Lancée en 1929, la Stutz Model M surnommée la " Splendid Stutz " entre dans la catégorie des voitures de luxe américaines qui sont fort nombreuses à l’aube des années 30. Mais la Grande Dépression va faucher la plupart des marques de luxe, dont Stutz. Pour 1930, la Stutz est rebaptisée SV-16, une manière de prétendre que la voiture est une concurrente des modèles 16 cylindres alors présents sur le marché américain. En réalité, cette appellation fait référence au moteur 8 cylindres à 2 soupapes par cylindre, soit 16 soupapes au total (SV = single valve). Toutefois, ce moteur bien que performant est surclassé par les V12 et V16 de Cadillac, Lincoln, Auburn, Packard, Marmon et Pierce-Arrow, sans parler du huit cylindres en ligne de Duesenberg.

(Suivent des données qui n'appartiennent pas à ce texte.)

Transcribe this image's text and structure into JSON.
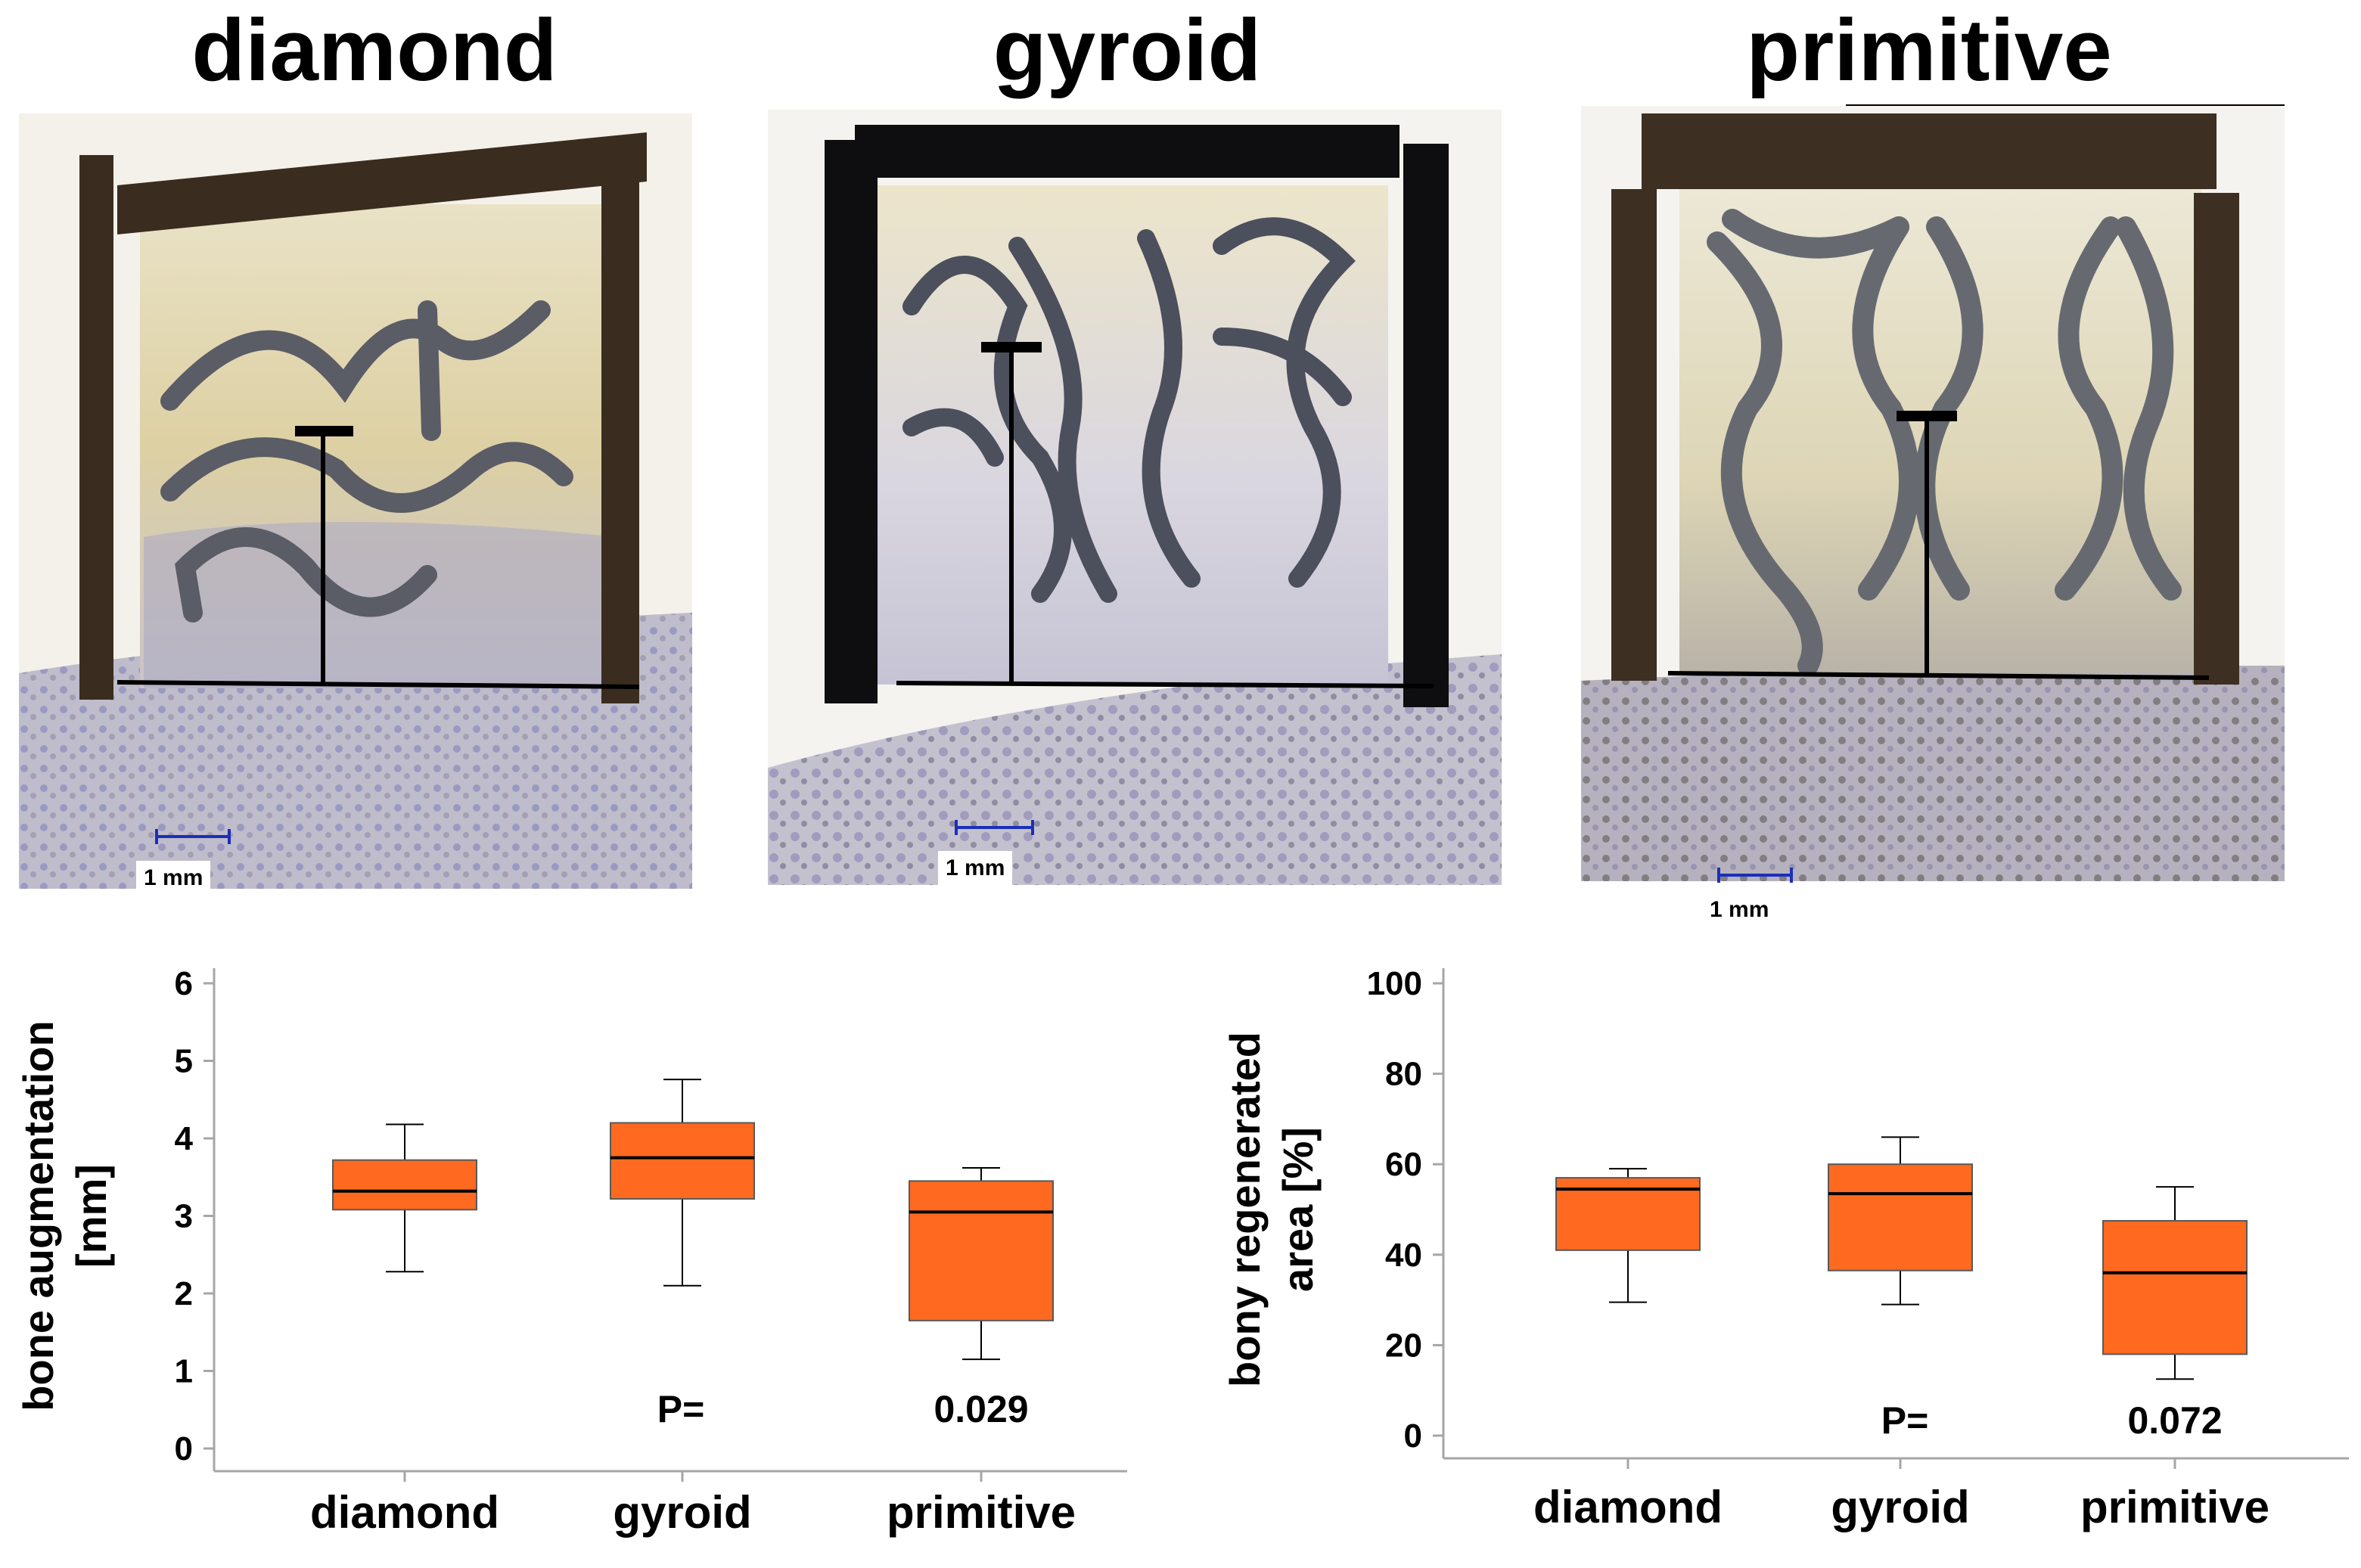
{
  "panels": [
    {
      "title": "diamond",
      "scale_label": "1 mm"
    },
    {
      "title": "gyroid",
      "scale_label": "1 mm"
    },
    {
      "title": "primitive",
      "scale_label": "1 mm"
    }
  ],
  "colors": {
    "box_fill": "#FF6A20",
    "box_stroke": "#595959",
    "scale_bar": "#1B2FB8"
  },
  "chart_data": [
    {
      "type": "box",
      "categories": [
        "diamond",
        "gyroid",
        "primitive"
      ],
      "ylabel": "bone augmentation [mm]",
      "ylabel_lines": [
        "bone augmentation",
        "[mm]"
      ],
      "ylim": [
        0,
        6
      ],
      "yticks": [
        0,
        1,
        2,
        3,
        4,
        5,
        6
      ],
      "boxes": [
        {
          "name": "diamond",
          "min": 2.28,
          "q1": 3.08,
          "median": 3.32,
          "q3": 3.72,
          "max": 4.18
        },
        {
          "name": "gyroid",
          "min": 2.1,
          "q1": 3.22,
          "median": 3.75,
          "q3": 4.2,
          "max": 4.76
        },
        {
          "name": "primitive",
          "min": 1.15,
          "q1": 1.65,
          "median": 3.05,
          "q3": 3.45,
          "max": 3.62
        }
      ],
      "annotation": {
        "p_label": "P=",
        "p_value": "0.029"
      }
    },
    {
      "type": "box",
      "categories": [
        "diamond",
        "gyroid",
        "primitive"
      ],
      "ylabel": "bony regenerated area [%]",
      "ylabel_lines": [
        "bony regenerated",
        "area [%]"
      ],
      "ylim": [
        0,
        100
      ],
      "yticks": [
        0,
        20,
        40,
        60,
        80,
        100
      ],
      "boxes": [
        {
          "name": "diamond",
          "min": 29.5,
          "q1": 41,
          "median": 54.5,
          "q3": 57,
          "max": 59
        },
        {
          "name": "gyroid",
          "min": 29,
          "q1": 36.5,
          "median": 53.5,
          "q3": 60,
          "max": 66
        },
        {
          "name": "primitive",
          "min": 12.5,
          "q1": 18,
          "median": 36,
          "q3": 47.5,
          "max": 55
        }
      ],
      "annotation": {
        "p_label": "P=",
        "p_value": "0.072"
      }
    }
  ]
}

Le volume de production de Stutz ne dépasse pas les 1 500 unités en 1930. Le déclin de la firme Stutz Etant dans l’impossibilité de s’offrir un réoutillage complet pour produire des moteurs à douze ou seize cylindres, notamment en raison de problèmes de coûts, Edgar S. Gorrell demande à son ingénieur en chef Charles Greuter de redessiner entièrement le huit cylindres maison, en lui greffant une culasse à 4 soupapes par cylindre et deux arbres à cames en tête. Baptisé DV-32 (DV = double valve), le moteur huit cylindres développe 156 ch. Le châssis de la Stutz DV-32 est présenté en 1931. Sa version nue est vendue 3 200 dollars et le client peut choisir entre 30 types d'habillages, réalisés par les carrossiers les plus réputés du moment. La moins chère des DV-32 carrossée débute à 4 000 dollars, le prix moyen de la voiture s’établissant à plus de 5 000 dollars. Une Weymann Monte Carlo atteint la coquette somme de 9 000 dollars. Les Stutz DV-32 sont des voitures très performantes puisqu’elles peuvent atteindre une vitesse maximale de 145 km/h et se conduire confortablement à une vitesse de croisière de 100-110 km/h.